I have often phrased this to colleagues this way. We are reaching a point where you cannot just throw more data at a problem (especially arbitrary data). We have to think about what data we intentionally use to make models. With the right sampling of information, we may be able to make better models more cheaply and faster. But again, that requires knowledge about what data to include and how to come up with a representative sample with enough "resolution" to resolve all of the nuances that the problem calls for. Again, that means that subject-matter expertise does matter.
It had a fascinating look into the future, and in this case one insight in particular.
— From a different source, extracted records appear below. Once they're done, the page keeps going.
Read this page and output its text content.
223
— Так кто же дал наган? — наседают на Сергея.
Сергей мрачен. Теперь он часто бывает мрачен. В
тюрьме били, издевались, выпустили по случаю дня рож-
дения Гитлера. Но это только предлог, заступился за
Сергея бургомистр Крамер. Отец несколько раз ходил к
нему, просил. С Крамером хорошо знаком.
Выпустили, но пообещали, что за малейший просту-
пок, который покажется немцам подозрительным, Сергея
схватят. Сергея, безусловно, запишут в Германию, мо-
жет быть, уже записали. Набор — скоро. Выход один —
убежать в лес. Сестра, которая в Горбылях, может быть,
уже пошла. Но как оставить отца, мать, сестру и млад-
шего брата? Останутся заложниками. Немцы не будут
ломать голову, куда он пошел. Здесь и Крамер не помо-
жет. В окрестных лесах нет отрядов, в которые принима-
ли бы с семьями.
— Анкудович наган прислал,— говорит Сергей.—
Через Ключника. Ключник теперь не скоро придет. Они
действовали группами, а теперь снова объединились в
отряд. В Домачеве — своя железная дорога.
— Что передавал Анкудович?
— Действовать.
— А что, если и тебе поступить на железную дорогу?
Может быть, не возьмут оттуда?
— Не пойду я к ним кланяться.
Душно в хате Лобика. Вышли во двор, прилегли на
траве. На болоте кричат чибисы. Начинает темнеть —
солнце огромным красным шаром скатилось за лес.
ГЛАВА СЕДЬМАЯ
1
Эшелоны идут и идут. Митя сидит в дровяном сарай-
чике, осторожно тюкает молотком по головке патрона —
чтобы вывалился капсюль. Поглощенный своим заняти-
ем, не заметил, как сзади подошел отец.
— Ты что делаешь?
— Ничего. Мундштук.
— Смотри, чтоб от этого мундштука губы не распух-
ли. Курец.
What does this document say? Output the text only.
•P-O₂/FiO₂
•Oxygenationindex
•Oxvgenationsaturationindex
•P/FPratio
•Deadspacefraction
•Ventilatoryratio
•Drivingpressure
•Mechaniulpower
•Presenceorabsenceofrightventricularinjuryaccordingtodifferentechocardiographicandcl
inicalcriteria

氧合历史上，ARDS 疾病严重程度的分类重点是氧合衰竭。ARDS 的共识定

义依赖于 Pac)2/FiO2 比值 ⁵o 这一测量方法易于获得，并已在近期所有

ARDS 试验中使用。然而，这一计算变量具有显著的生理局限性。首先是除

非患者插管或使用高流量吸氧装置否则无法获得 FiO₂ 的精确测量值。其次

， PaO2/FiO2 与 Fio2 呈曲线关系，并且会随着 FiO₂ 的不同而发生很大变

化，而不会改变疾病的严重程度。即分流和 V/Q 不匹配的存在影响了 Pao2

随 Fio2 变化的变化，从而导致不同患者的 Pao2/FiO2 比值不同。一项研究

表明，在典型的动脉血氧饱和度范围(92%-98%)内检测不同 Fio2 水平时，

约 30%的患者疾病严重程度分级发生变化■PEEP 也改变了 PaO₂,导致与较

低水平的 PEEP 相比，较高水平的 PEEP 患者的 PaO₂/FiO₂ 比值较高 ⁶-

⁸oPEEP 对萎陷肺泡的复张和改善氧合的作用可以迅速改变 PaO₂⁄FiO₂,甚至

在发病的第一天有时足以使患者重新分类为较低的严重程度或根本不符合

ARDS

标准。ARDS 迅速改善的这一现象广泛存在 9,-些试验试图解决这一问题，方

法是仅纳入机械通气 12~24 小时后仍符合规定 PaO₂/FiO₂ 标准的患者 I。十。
It basically said that in the future, answers would be cheap and plentiful, and questions would be valuable.
With AI I think this will become more true every day.
Maybe AI can answer anything, but won't we still need people to ask the right questions?
https://en.wikipedia.org/wiki/The_Inevitable_(book)
I'm fine with a bit of speculative fiction, but I prefer it to be less dystopian than "The Inevitable". Got any good solarpunk recommendations?
Is that actually true. Is the mini-industry of people looking at pictures and classifying them dead? Does Mechanical Turk still get much use?
Or we could just, you know, not do that at all.